Shorten her draw length a half inch so she can have a slight bend in her bow arm. You don't want a straight arm or shoot with your arm locked you want to have just a little bend in your arm at the elbow between your elbow having a slight bend and a 30-45% angle of her knuckles her bow hand will make it to where she will not hit her arm any more and make it more accurate. Look at your pro's on you tube look at there form.


----------



## subconsciously (Aug 22, 2009)

First lets get her hand position right. Inside the life line in direct line with the radius bone in the forearm. Fingers relaxed. Hand relaxed. Set the hand and DONT MOVE IT. 

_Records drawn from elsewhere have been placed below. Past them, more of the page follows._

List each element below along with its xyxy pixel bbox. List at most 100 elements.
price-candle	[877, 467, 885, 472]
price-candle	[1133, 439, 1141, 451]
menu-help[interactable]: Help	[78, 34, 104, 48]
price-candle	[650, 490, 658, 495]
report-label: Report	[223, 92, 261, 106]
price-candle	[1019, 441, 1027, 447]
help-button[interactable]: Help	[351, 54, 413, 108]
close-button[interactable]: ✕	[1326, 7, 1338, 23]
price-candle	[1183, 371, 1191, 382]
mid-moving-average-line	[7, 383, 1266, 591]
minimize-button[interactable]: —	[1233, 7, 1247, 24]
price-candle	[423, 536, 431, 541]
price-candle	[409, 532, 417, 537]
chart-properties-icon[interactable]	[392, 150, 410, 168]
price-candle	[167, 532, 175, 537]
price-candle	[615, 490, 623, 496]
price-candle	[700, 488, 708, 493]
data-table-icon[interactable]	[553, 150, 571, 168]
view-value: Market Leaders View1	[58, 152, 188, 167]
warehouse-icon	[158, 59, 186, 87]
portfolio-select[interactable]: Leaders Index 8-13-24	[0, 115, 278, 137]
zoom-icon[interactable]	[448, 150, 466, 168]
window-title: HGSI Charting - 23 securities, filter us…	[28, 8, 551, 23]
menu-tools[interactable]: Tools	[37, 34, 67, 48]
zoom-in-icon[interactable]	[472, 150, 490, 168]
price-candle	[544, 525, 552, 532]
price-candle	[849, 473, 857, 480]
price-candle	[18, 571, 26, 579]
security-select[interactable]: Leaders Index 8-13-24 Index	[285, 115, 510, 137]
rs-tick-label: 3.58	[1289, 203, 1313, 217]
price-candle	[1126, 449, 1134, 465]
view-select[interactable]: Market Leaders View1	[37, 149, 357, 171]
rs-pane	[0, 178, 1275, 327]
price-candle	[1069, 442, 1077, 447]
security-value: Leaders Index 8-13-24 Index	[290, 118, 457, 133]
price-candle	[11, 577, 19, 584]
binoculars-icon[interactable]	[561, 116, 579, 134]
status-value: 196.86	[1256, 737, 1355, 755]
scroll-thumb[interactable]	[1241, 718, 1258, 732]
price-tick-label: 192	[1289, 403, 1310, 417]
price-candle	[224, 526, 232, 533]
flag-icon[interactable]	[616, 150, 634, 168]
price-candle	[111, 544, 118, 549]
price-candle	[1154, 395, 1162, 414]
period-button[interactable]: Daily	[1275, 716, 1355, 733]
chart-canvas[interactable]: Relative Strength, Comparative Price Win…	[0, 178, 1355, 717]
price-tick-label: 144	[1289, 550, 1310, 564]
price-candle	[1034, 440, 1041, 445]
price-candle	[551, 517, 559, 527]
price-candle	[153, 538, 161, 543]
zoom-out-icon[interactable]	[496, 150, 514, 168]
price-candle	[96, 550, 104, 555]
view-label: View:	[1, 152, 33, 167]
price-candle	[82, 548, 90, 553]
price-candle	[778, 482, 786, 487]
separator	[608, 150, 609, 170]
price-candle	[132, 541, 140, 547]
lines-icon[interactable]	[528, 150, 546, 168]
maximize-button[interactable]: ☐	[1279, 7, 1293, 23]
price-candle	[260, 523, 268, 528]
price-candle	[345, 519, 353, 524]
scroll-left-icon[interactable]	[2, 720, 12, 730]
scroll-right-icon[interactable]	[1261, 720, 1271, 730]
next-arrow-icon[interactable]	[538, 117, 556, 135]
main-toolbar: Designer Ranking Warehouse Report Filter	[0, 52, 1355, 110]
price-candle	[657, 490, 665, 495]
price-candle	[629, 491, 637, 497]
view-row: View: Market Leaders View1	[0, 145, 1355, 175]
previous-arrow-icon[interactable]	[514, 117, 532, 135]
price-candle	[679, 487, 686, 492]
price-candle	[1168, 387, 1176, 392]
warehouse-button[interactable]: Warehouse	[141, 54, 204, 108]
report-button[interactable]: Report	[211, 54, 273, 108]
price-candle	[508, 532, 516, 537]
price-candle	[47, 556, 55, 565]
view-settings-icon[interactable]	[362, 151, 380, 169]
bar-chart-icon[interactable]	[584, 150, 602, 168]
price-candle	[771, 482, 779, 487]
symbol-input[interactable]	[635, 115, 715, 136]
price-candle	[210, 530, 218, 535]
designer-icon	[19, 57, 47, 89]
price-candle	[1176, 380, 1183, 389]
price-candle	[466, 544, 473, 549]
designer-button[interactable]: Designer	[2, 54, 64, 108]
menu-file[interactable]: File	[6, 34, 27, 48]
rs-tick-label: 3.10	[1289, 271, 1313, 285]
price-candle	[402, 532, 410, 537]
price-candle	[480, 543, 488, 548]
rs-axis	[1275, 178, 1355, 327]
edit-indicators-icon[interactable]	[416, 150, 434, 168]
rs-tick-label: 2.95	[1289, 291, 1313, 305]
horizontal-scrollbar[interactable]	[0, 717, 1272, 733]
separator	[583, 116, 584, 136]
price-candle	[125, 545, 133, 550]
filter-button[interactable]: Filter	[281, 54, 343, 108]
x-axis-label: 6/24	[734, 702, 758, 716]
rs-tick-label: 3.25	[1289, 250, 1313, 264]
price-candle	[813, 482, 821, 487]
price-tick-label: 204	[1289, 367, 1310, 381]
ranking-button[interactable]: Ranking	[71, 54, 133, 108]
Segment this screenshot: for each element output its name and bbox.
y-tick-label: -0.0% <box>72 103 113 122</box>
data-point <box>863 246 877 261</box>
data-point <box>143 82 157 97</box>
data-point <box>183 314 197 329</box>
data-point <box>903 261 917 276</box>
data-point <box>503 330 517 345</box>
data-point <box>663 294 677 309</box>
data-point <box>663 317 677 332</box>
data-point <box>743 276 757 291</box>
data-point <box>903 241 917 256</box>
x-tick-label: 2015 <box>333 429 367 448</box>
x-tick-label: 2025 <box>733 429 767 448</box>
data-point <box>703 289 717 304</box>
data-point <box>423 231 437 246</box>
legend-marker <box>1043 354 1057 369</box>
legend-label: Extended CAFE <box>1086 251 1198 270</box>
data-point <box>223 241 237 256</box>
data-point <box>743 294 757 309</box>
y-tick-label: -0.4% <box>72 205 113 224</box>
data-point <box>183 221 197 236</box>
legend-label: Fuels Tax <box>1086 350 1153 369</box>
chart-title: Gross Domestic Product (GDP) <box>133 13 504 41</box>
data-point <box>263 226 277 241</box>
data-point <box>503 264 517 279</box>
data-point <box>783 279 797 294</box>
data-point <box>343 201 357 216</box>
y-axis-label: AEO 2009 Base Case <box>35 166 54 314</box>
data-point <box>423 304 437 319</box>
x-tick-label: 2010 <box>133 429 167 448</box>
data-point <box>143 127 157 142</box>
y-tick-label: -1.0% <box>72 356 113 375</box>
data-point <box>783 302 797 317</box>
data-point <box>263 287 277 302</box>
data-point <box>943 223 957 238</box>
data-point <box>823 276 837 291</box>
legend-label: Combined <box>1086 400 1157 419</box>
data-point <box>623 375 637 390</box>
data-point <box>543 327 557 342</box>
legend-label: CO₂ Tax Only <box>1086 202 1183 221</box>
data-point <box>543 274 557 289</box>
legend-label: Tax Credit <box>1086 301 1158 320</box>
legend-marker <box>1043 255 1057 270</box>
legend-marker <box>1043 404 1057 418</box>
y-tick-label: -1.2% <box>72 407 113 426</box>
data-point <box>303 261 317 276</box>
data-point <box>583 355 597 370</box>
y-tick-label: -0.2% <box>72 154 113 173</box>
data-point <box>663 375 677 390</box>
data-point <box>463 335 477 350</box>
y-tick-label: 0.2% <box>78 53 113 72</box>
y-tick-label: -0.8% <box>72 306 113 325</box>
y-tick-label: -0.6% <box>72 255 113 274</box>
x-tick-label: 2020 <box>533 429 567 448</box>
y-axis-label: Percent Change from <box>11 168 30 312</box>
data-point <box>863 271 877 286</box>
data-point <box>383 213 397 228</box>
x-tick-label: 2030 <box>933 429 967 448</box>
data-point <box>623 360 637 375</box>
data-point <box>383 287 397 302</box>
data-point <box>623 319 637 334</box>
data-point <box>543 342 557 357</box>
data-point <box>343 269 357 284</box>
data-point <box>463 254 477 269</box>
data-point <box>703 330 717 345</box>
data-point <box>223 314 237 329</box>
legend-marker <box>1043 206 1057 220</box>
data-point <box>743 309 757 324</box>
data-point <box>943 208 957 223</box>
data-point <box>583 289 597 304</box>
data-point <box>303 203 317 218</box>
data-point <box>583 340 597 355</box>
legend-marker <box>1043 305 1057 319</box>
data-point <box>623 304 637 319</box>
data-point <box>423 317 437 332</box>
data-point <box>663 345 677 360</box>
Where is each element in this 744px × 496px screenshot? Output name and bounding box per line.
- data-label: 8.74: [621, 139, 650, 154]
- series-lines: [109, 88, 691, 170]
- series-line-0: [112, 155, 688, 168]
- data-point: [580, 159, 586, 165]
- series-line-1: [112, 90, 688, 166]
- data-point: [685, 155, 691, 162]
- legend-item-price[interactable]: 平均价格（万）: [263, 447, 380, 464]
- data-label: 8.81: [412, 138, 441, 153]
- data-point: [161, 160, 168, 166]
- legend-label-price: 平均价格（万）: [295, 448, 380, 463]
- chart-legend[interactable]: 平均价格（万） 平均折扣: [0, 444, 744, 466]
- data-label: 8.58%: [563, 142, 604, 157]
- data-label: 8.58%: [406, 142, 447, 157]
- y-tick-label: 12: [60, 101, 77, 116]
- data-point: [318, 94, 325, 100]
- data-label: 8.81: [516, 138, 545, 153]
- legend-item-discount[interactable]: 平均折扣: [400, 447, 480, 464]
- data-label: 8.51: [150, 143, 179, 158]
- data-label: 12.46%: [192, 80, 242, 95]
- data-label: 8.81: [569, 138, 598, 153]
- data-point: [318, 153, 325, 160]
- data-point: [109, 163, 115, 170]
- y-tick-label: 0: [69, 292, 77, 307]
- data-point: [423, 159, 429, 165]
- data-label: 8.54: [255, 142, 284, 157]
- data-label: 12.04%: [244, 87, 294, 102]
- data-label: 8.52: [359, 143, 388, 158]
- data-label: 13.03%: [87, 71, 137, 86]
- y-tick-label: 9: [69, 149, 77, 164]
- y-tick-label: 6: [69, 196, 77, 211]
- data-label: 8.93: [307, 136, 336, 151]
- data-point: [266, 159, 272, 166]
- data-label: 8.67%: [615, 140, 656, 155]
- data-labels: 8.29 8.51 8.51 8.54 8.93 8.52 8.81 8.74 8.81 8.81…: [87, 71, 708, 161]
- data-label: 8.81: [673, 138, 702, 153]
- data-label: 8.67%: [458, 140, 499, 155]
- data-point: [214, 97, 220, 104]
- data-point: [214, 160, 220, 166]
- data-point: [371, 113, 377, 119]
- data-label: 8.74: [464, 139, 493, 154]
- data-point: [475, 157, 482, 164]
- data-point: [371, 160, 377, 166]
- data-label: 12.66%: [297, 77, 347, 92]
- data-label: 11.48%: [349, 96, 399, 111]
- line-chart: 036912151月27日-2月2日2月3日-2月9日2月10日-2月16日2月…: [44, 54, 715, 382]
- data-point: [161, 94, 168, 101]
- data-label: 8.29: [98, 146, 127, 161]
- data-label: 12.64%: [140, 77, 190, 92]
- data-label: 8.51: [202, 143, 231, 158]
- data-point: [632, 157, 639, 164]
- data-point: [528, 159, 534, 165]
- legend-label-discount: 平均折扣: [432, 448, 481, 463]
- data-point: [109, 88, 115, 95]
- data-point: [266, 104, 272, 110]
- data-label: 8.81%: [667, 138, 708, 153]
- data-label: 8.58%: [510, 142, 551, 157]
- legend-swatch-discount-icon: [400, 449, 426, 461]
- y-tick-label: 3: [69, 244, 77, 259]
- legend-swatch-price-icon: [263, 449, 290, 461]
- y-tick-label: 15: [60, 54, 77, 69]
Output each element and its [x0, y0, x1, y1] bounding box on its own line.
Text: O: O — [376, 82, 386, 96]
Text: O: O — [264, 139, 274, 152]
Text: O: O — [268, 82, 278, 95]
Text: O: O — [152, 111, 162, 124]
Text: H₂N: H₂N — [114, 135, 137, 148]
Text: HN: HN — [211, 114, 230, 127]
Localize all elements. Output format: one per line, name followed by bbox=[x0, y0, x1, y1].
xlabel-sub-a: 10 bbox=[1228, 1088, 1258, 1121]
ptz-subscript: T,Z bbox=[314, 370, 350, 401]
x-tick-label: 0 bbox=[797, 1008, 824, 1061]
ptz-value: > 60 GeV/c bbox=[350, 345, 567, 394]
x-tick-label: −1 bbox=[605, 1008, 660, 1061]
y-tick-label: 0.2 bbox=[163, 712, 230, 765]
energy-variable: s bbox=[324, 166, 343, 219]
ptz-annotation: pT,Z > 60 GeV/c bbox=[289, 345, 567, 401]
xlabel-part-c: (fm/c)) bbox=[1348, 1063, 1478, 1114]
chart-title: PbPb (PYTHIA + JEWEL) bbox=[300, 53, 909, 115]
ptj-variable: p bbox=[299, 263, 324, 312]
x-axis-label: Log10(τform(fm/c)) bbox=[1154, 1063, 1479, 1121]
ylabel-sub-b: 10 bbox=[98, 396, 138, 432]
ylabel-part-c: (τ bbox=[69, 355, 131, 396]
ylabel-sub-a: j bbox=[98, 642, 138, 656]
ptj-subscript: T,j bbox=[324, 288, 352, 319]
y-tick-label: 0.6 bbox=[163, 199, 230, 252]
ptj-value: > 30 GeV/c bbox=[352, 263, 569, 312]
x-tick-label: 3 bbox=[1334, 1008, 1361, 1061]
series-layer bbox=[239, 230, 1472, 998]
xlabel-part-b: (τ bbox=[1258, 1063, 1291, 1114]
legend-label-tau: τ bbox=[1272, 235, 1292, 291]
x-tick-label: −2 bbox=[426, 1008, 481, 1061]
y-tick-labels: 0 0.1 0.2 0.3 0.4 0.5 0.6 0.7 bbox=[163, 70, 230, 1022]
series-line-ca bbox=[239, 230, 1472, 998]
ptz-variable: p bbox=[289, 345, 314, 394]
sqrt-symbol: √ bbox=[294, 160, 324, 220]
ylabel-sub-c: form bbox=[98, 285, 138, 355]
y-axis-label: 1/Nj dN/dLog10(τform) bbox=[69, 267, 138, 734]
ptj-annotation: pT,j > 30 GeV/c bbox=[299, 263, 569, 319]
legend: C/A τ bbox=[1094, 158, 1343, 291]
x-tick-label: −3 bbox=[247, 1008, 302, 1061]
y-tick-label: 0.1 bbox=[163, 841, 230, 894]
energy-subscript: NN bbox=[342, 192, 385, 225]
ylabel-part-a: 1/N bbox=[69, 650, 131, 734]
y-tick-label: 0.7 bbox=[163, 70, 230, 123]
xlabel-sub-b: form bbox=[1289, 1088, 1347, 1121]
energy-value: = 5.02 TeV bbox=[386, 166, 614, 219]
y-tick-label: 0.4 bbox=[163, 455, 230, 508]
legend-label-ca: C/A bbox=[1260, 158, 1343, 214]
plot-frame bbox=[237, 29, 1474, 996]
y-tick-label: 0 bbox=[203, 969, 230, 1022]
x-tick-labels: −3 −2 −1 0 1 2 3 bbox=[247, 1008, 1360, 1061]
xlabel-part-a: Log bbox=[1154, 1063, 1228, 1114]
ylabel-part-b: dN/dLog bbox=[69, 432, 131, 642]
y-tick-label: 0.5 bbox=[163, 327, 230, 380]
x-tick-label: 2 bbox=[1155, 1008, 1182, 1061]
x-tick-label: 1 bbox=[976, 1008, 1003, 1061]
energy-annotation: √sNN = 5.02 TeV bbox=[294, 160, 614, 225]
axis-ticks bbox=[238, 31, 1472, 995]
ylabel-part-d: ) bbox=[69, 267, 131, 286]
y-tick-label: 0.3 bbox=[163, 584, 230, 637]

The first thing to touch the bow before you shoot and the last thing to touch your bow after you shoot is the - hand 
View attachment 1792625







Second lets get her elbow in the right position. Notice the elbow in the bottom pic and how the rotation brings the arm away from the bow. No string slap. 

Here is the key - Set the hand. Rotate the elbow before raising the the the bow into the set position. 
It is more comfortable to get the elbow set before raising the arm. Moving the hand and or elbow after coming into the set position can and will create unwanted torque and inconsistency. 


View attachment 1792624



Hope this helps.


----------



## jersaxe (Sep 29, 2013)

thanks for the info all we are going to practice now


----------